Wednesday, July 03, 2019

EP130: Writing Musicals for Broadway… and the U.S Army


Ken discusses what he learned writing the book for a musical  and also shares an insane story of writing a musical for the United States Army. Hint:It was less successful than “Hamilton.”


Listen to the Hollywood & Levine podcast!

9 comments :

Jeff Boice said...

Thanks for another great podcast. And thanks for mentioning Ellie Greenwich- next month will be the tenth anniversary of her death. When the podcast ended, I listened again to her recording of "You Don't Know".

Mike Bloodworth said...

I've always wondered why, to date, none of Ken's plays have been musicals. Now I know...I guess.
M.B.

VP81955 said...

The military version of one of those real-life "industrial musicals" satirized on late-night talk shows.

Unknown said...

Not related to this topic, but I am curious what you thought of the movie Always Be My Maybe on Netflix? I’m not suggesting it’s a classic but I was very impressed with how many jokes the writers got into the script, with only minimal gross out humor. It just stood out as a rarity these days. I went in with zero expectations so maybe that led me to be surprised. Anyway check it out if you haven’t. Thanks for the blog I have been following it for many years.
Aaron

Ligg said...

This reminds me of how a military experience inspired Flip Wilson's comedy career, and his nickname. Young Airman Clerow Wilson saw how few in his Air Force Guam troop went to the base's dull Troop Information Meetings. He convinced his superiors into letting him host one, about of all things Guam's coconut crab, who has to crawl 30 miles to the sea in order to find a mate. His fellow troops cracked up when Wilson said the female crabs rejected the males with, "Oh, no you don't! I am not that kind of a crab!" He got more laughs by injecting his colorful slang into scenes from Shakespeare's "Julius Caesar". One of the airmen in the audience said out loud, "He doth flippeth his lid!" A stage name was thus born.

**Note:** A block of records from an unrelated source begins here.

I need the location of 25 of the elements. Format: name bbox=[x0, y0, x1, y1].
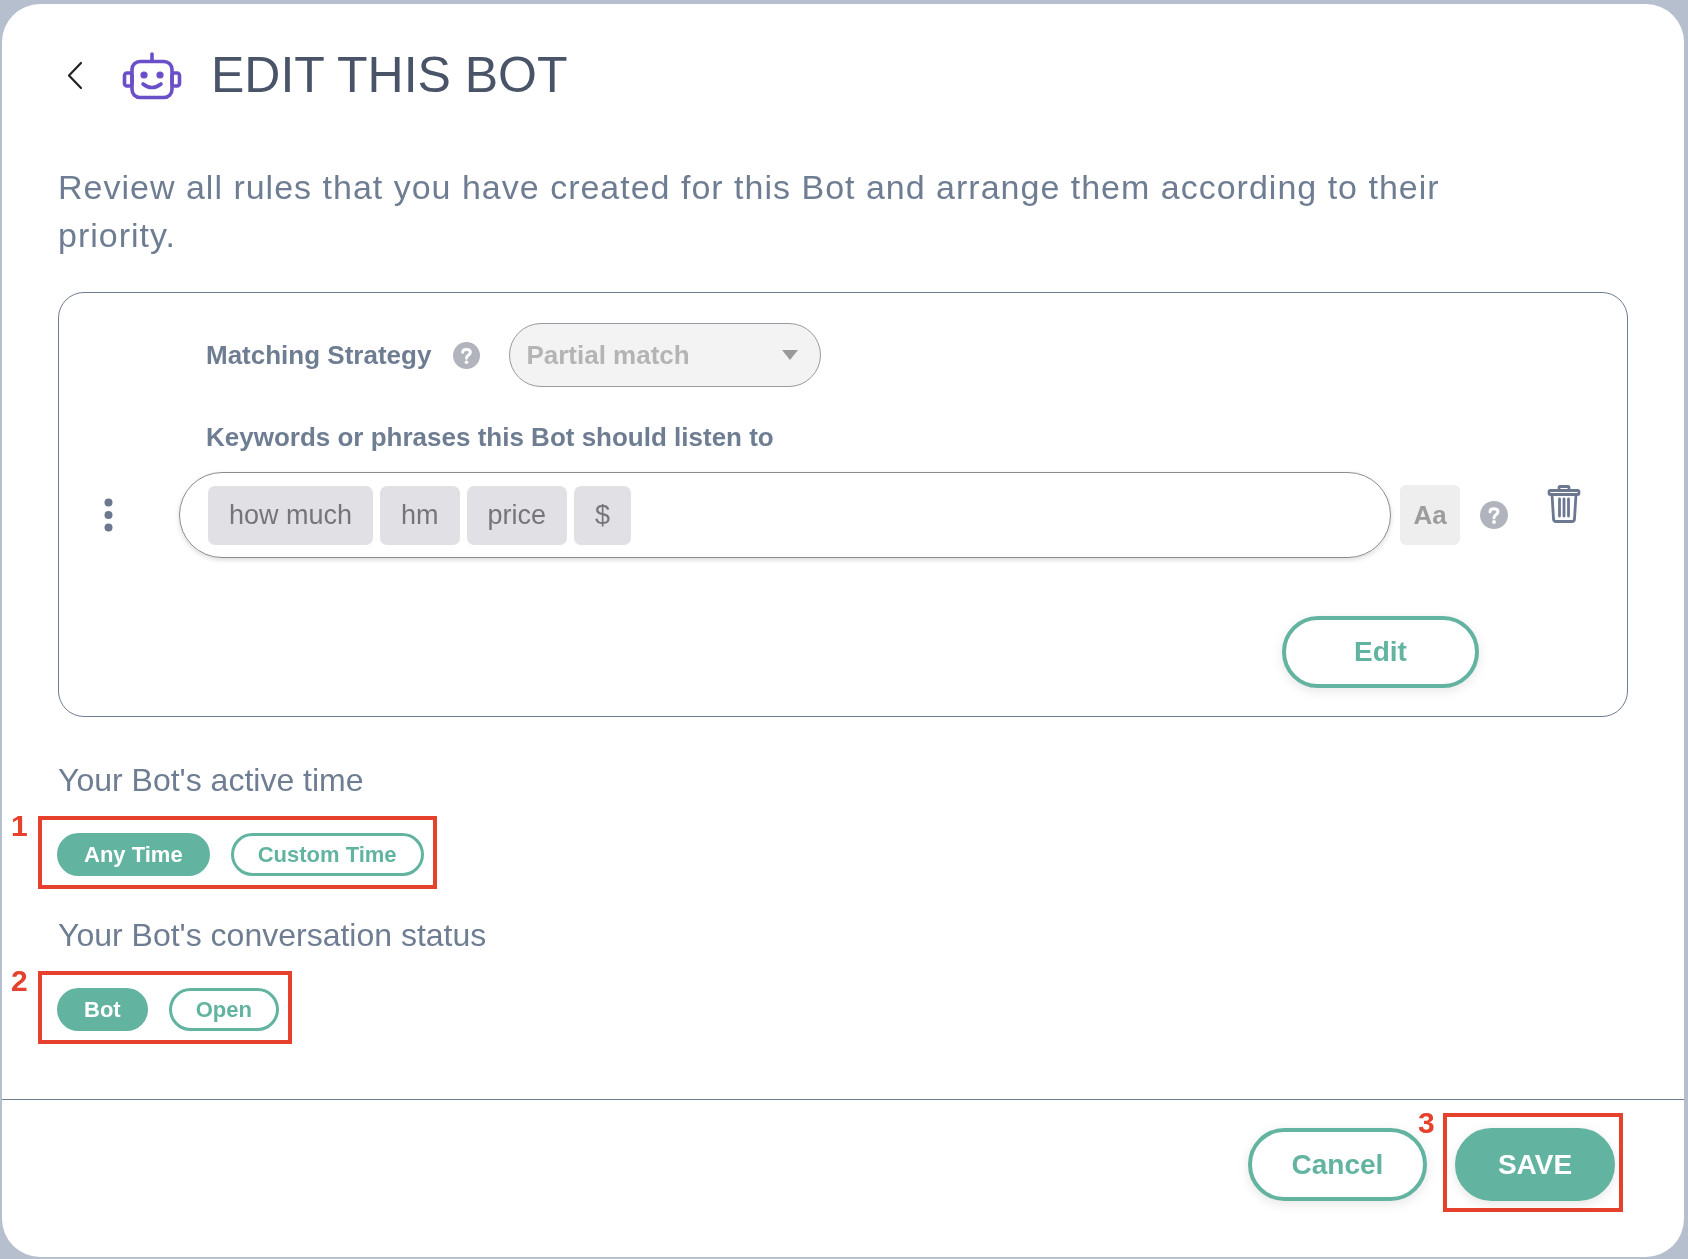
option-toggle[interactable]: Bot bbox=[57, 988, 148, 1031]
vertical-dots-icon[interactable] bbox=[104, 498, 113, 532]
case-toggle[interactable]: Aa bbox=[1400, 485, 1460, 545]
keyword-tag[interactable]: price bbox=[466, 485, 568, 545]
annotation-number: 2 bbox=[11, 966, 28, 996]
robot-icon bbox=[122, 51, 182, 100]
trash-icon[interactable] bbox=[1547, 485, 1581, 523]
caret-icon bbox=[782, 350, 799, 360]
matching-strategy-dropdown: Partial match bbox=[509, 323, 822, 387]
field-label: Matching Strategy bbox=[206, 339, 432, 371]
edit-button[interactable]: Edit bbox=[1282, 616, 1479, 688]
option-toggle[interactable]: Any Time bbox=[57, 833, 210, 876]
option-toggle[interactable]: Open bbox=[168, 988, 279, 1031]
back-icon[interactable] bbox=[66, 61, 84, 90]
keyword-tag[interactable]: $ bbox=[574, 485, 632, 545]
keyword-tag[interactable]: how much bbox=[208, 485, 374, 545]
page-description: Review all rules that you have created for this Bot and arrange them according to their priority. bbox=[58, 167, 1441, 256]
keyword-tag[interactable]: hm bbox=[380, 485, 460, 545]
option-toggle[interactable]: Custom Time bbox=[230, 833, 424, 876]
annotation-number: 1 bbox=[11, 811, 28, 841]
save-button[interactable]: SAVE bbox=[1455, 1128, 1615, 1201]
section-heading: Your Bot's active time bbox=[58, 761, 364, 799]
field-label: Keywords or phrases this Bot should listen to bbox=[206, 421, 774, 453]
section-heading: Your Bot's conversation status bbox=[58, 916, 487, 954]
page-title: EDIT THIS BOT bbox=[211, 48, 568, 103]
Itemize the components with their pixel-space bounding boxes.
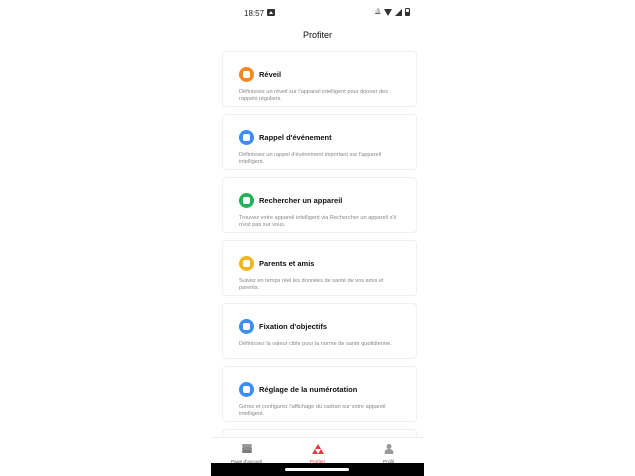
person-icon (384, 444, 393, 454)
phone-screen: 18:57 Profiter Réveil Définissez un révei… (211, 0, 424, 476)
feature-card-description: Définissez la valeur cible pour la norme… (239, 341, 392, 347)
system-nav-bar (211, 463, 424, 476)
people-icon (239, 256, 254, 271)
bell-off-icon (374, 8, 381, 16)
feature-card-title: Fixation d'objectifs (259, 322, 328, 331)
status-time: 18:57 (244, 9, 265, 18)
calendar-icon (239, 130, 254, 145)
feature-card-description: Trouvez votre appareil intelligent via R… (239, 215, 396, 228)
home-stack-icon (241, 444, 252, 453)
home-gesture-handle[interactable] (285, 468, 349, 471)
feature-card-description: Gérez et configurez l'affichage du cadra… (239, 404, 386, 417)
feature-card-title: Parents et amis (259, 259, 315, 268)
profiter-icon (311, 444, 324, 454)
signal-icon (395, 8, 402, 16)
feature-card[interactable]: Réveil Définissez un réveil sur l'apparei… (223, 52, 416, 106)
feature-card-description: Suivez en temps réel les données de sant… (239, 278, 384, 291)
feature-card[interactable]: Réglage de la numérotation Gérez et confi… (223, 367, 416, 421)
feature-card-title: Rechercher un appareil (259, 196, 343, 205)
device-search-icon (239, 193, 254, 208)
feature-card[interactable]: Fixation d'objectifs Définissez la valeur… (223, 304, 416, 358)
wifi-icon (384, 8, 392, 16)
page-title: Profiter (302, 30, 332, 40)
feature-card[interactable]: Rappel d'événement Définissez un rappel d… (223, 115, 416, 169)
watch-face-icon (239, 382, 254, 397)
target-icon (239, 319, 254, 334)
alarm-clock-icon (239, 67, 254, 82)
feature-card-title: Réglage de la numérotation (259, 385, 358, 394)
battery-icon (405, 8, 410, 16)
gallery-icon (267, 9, 275, 16)
feature-card-description: Définissez un réveil sur l'appareil inte… (239, 89, 389, 102)
feature-card-title: Réveil (259, 70, 282, 79)
feature-list[interactable]: Réveil Définissez un réveil sur l'apparei… (211, 46, 424, 438)
feature-card[interactable]: Parents et amis Suivez en temps réel les … (223, 241, 416, 295)
feature-card-title: Rappel d'événement (259, 133, 332, 142)
feature-card[interactable]: Rechercher un appareil Trouvez votre appa… (223, 178, 416, 232)
feature-card-description: Définissez un rappel d'événement importa… (239, 152, 382, 165)
status-bar: 18:57 (211, 0, 424, 26)
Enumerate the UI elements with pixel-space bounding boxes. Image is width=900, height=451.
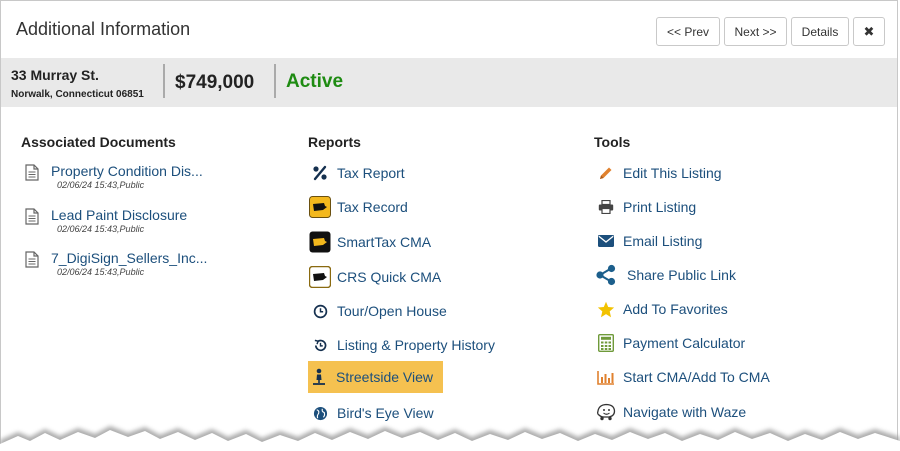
report-label: Listing & Property History — [337, 337, 495, 353]
calculator-icon — [595, 332, 617, 354]
report-label: Tax Record — [337, 199, 408, 215]
tool-add-favorites[interactable]: Add To Favorites — [595, 297, 728, 321]
report-tax-record[interactable]: Tax Record — [309, 195, 408, 219]
ct-map-outline-icon — [309, 266, 331, 288]
report-label: SmartTax CMA — [337, 234, 432, 250]
bar-chart-icon — [595, 366, 617, 388]
star-icon — [595, 298, 617, 320]
report-tour-open-house[interactable]: Tour/Open House — [309, 299, 447, 323]
dialog-titlebar: Additional Information << Prev Next >> D… — [1, 1, 897, 57]
document-link[interactable]: 7_DigiSign_Sellers_Inc... — [51, 250, 207, 266]
tool-label: Email Listing — [623, 233, 703, 249]
report-tax-report[interactable]: Tax Report — [309, 161, 405, 185]
pencil-icon — [595, 162, 617, 184]
tool-payment-calculator[interactable]: Payment Calculator — [595, 331, 745, 355]
percent-icon — [309, 162, 331, 184]
tool-label: Print Listing — [623, 199, 697, 215]
close-button[interactable]: ✖ — [853, 17, 885, 46]
globe-icon — [309, 402, 331, 424]
tool-start-cma[interactable]: Start CMA/Add To CMA — [595, 365, 770, 389]
document-meta: 02/06/24 15:43,Public — [57, 267, 145, 277]
reports-heading: Reports — [308, 134, 361, 150]
tool-label: Start CMA/Add To CMA — [623, 369, 770, 385]
report-label: Tax Report — [337, 165, 405, 181]
tool-label: Share Public Link — [627, 267, 736, 283]
dialog-title: Additional Information — [16, 19, 191, 39]
tool-navigate-waze[interactable]: Navigate with Waze — [595, 400, 746, 424]
tool-email-listing[interactable]: Email Listing — [595, 229, 702, 253]
details-button[interactable]: Details — [791, 17, 849, 46]
tool-label: Edit This Listing — [623, 165, 722, 181]
document-link[interactable]: Property Condition Dis... — [51, 163, 203, 179]
divider — [163, 64, 165, 98]
report-label: Bird's Eye View — [337, 405, 434, 421]
report-smarttax-cma[interactable]: SmartTax CMA — [309, 230, 431, 254]
waze-icon — [595, 401, 617, 423]
documents-heading: Associated Documents — [21, 134, 176, 150]
report-streetside-view[interactable]: Streetside View — [308, 361, 444, 393]
prev-button[interactable]: << Prev — [656, 17, 720, 46]
listing-city: Norwalk, Connecticut 06851 — [11, 89, 144, 100]
report-birds-eye-view[interactable]: Bird's Eye View — [309, 401, 434, 425]
tool-label: Add To Favorites — [623, 301, 728, 317]
history-icon — [309, 334, 331, 356]
tool-label: Navigate with Waze — [623, 404, 747, 420]
tool-print-listing[interactable]: Print Listing — [595, 195, 696, 219]
listing-summary-bar: 33 Murray St. Norwalk, Connecticut 06851… — [1, 58, 897, 107]
tool-share-public-link[interactable]: Share Public Link — [595, 263, 736, 287]
additional-info-dialog: Additional Information << Prev Next >> D… — [0, 0, 898, 451]
ct-map-icon — [309, 196, 331, 218]
clock-icon — [309, 300, 331, 322]
report-listing-history[interactable]: Listing & Property History — [309, 333, 495, 357]
document-link[interactable]: Lead Paint Disclosure — [51, 207, 187, 223]
divider — [274, 64, 276, 98]
report-label: Tour/Open House — [337, 303, 447, 319]
document-icon — [25, 164, 39, 181]
tool-label: Payment Calculator — [623, 335, 746, 351]
ct-map-dark-icon — [309, 231, 331, 253]
document-icon — [25, 251, 39, 268]
listing-status: Active — [286, 71, 344, 92]
listing-price: $749,000 — [175, 72, 255, 93]
document-meta: 02/06/24 15:43,Public — [57, 224, 145, 234]
report-label: CRS Quick CMA — [337, 269, 442, 285]
tool-edit-listing[interactable]: Edit This Listing — [595, 161, 722, 185]
report-crs-quick-cma[interactable]: CRS Quick CMA — [309, 265, 441, 289]
tools-heading: Tools — [594, 134, 631, 150]
close-icon: ✖ — [863, 23, 875, 39]
street-person-icon — [308, 366, 330, 388]
document-meta: 02/06/24 15:43,Public — [57, 180, 145, 190]
printer-icon — [595, 196, 617, 218]
share-icon — [595, 264, 617, 286]
envelope-icon — [595, 230, 617, 252]
listing-street: 33 Murray St. — [11, 67, 99, 83]
document-icon — [25, 208, 39, 225]
next-button[interactable]: Next >> — [724, 17, 787, 46]
report-label: Streetside View — [336, 369, 434, 385]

(Source: Kevin Cook, "Flip: The Inside Story of TV's First Black Superstar", 2013 Viking Press, p. 31-2.)

julian said...

love the podcast! the vintage music package is so good. thanks Ken!

Buttermilk Sky said...

Great podcast, Ken. I finally understand the old joke about the only appropriate way to punish Hitler: Send him out of town with a musical.

Have you watched BATHTUBS OVER BROADWAY on Netflix? It's about industrial shows, a genre which seems to have disappeared but figured in the early careers of people like John Kander and Fred Ebb.

Cheryl Marks said...

I'm guessing the number of reservists who re-upped was nil.

James said...

I'm late to the game but I only heard the podcast this morning (Monday).

It's not quite the same but it's close. Jerry Belson should have been proud of Richard Levinson and William Link. They wrote a script for The Chevy Mystery Show called "Enough Rope," adapted it into a stage play called "Prescription Murder," adapted that into a TV movie of the same name, and then launched a TV series from it called Columbo. And Bill Link collected some short stories with the character, so he's got that medium covered too.